In contrast to block I/O storage systems and file systems, some storage systems receive and process access requests that identify a data unit or other content unit (also referenced to as an object) using an object identifier, rather than an address that specifies where the data unit is physically or logically stored in the storage system. Such storage systems are referred to as object-based storage systems. In object-based storage, a content unit may be identified (e.g., by host computers requesting access to the content unit) using its object identifier and the object identifier may be independent of both the physical and logical location(s) at which the content unit is stored. In some cases, however, the storage system may use the object identifier to inform where a content unit is stored in a storage system. From the perspective of the host computer or user accessing a content unit on an object-based system, the object identifier does not control where the content unit is logically or physically stored. Thus, if the physical or logical location at which the unit of content is stored changes, the identifier by which host computer(s) access the unit of content may remain the same. In contrast, in a block I/O storage system, if the location at which the unit of content is stored changes in a manner that impacts the logical volume and block address used to access it, any host computer accessing the unit of content must be made aware of the location change and then use the new location of the unit of content for future accesses.
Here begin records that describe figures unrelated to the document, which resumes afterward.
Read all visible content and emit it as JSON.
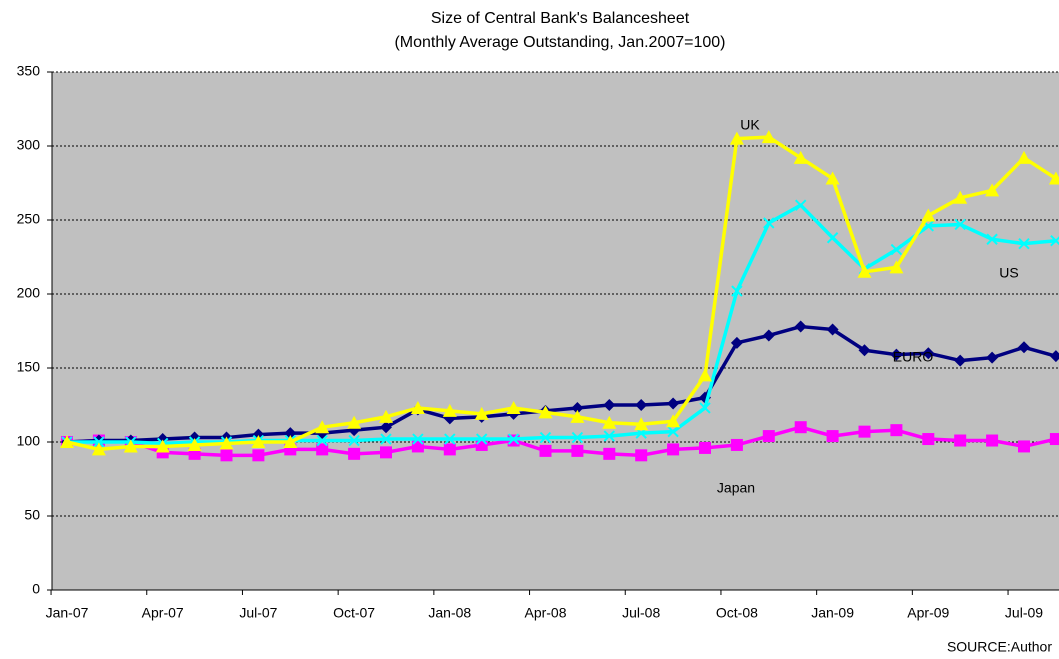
{
  "chart_data": {
    "type": "line",
    "title": "Size of Central Bank's Balancesheet",
    "subtitle": "(Monthly Average Outstanding, Jan.2007=100)",
    "source": "SOURCE:Author",
    "categories": [
      "Jan-07",
      null,
      null,
      "Apr-07",
      null,
      null,
      "Jul-07",
      null,
      null,
      "Oct-07",
      null,
      null,
      "Jan-08",
      null,
      null,
      "Apr-08",
      null,
      null,
      "Jul-08",
      null,
      null,
      "Oct-08",
      null,
      null,
      "Jan-09",
      null,
      null,
      "Apr-09",
      null,
      null,
      "Jul-09",
      null
    ],
    "ylim": [
      0,
      350
    ],
    "yticks": [
      0,
      50,
      100,
      150,
      200,
      250,
      300,
      350
    ],
    "grid": true,
    "series": [
      {
        "name": "EURO",
        "color": "#000080",
        "marker": "diamond",
        "values": [
          100,
          101,
          101,
          102,
          103,
          103,
          105,
          106,
          106,
          108,
          110,
          122,
          116,
          117,
          119,
          121,
          123,
          125,
          125,
          126,
          130,
          167,
          172,
          178,
          176,
          162,
          159,
          160,
          155,
          157,
          164,
          158
        ]
      },
      {
        "name": "UK",
        "color": "#ffff00",
        "marker": "triangle",
        "values": [
          100,
          95,
          97,
          97,
          98,
          99,
          100,
          100,
          110,
          113,
          117,
          123,
          121,
          119,
          123,
          120,
          117,
          113,
          112,
          114,
          145,
          305,
          306,
          292,
          278,
          215,
          218,
          253,
          265,
          270,
          292,
          278
        ]
      },
      {
        "name": "US",
        "color": "#00ffff",
        "marker": "x",
        "values": [
          100,
          100,
          100,
          99,
          100,
          100,
          101,
          101,
          101,
          101,
          102,
          102,
          102,
          102,
          102,
          103,
          103,
          104,
          106,
          107,
          123,
          202,
          248,
          260,
          238,
          217,
          230,
          246,
          247,
          237,
          234,
          236
        ]
      },
      {
        "name": "Japan",
        "color": "#ff00ff",
        "marker": "square",
        "values": [
          100,
          101,
          100,
          93,
          92,
          91,
          91,
          95,
          95,
          92,
          93,
          97,
          95,
          98,
          101,
          94,
          94,
          92,
          91,
          95,
          96,
          98,
          104,
          110,
          104,
          107,
          108,
          102,
          101,
          101,
          97,
          102
        ]
      }
    ]
  }
}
One example of an object-based system is a content addressable storage (CAS) system. In a CAS system, the object identifiers that identify content units are content addresses. A content address is an identifier that is computed, at least in part, from at least a portion of the content of its corresponding unit of content. For example, a content address for a unit of content may be computed by hashing the unit of content and using the resulting hash value as the content address. Storage systems that identify content by a content address are referred to as content addressable storage (CAS) systems.
Data can also be stored and managed in a system by using database management systems (DBMSs). The relational approach to database management typically represents all information as “tables.” A “database” can be a collection of tables, each table having rows and columns. In a relational database, the rows of a table may represent records (collections of information about separate items) and the columns may represent fields (particular attributes of a record). In conducting searches, a relational database matches information from a field (column) in one table with information from a corresponding field (column) of another table to produce a third table that combines requested data from both tables.
Databases generally require a consistent structure, termed a schema, to organize and manage the information. In a relational database, the schema can consist of a collection of tables. Similarly, for each table, there is generally one schema to which it belongs. Once the schema is designed, the DBMS is used to build the database and to operate on data within the database. All database management systems can have mechanisms for building databases and operating on data in the database. One such mechanism involves specifying data retrieval operations, often called “queries,” to, for example, search the database and then retrieve and display the requested information.